La proximidad del SIL Barcelona, el Salón Internacional de la Logística, refuerza la oportunidad de esta reflexión, porque el sector se encuentra en un momento de transformación en el que la innovación, la digitalización, la automatización, la sostenibilidad y la reorganización de las cadenas de suministro obligan a tomar decisiones a largo plazo. En este contexto, disponer de una base de conocimiento sólida es imprescindible para evitar lecturas coyunturales y para orientar la planificación con indicadores consistentes, comparables y actualizados. Para el Institut Cerdà, este enfoque conecta con una trayectoria de trabajo centrada en el análisis aplicado a la movilidad, el transporte y la logística, combinando conocimiento sectorial, lectura territorial, análisis de datos y orientación a la decisión.

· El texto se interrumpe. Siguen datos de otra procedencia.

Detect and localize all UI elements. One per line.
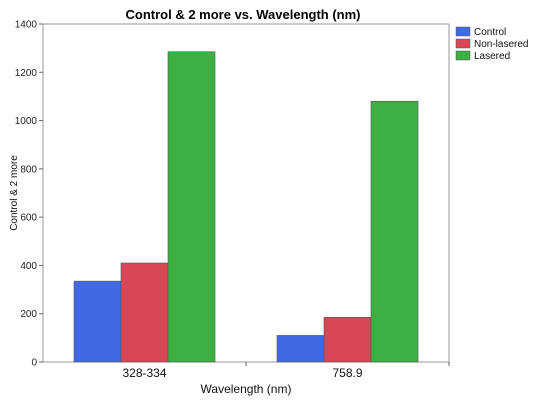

El Observatorio de la Logística es, en definitiva, una pieza clave para entender mejor la evolución del sector, comparar territorios y proyectos, identificar oportunidades de mejora y anticipar los retos que marcarán los próximos años. Porque los datos, por sí solos, no deciden; pero cuando son compartidos, comparables, actualizados e interpretados con rigor, se convierten en una base imprescindible para planificar con más solidez la logística del país.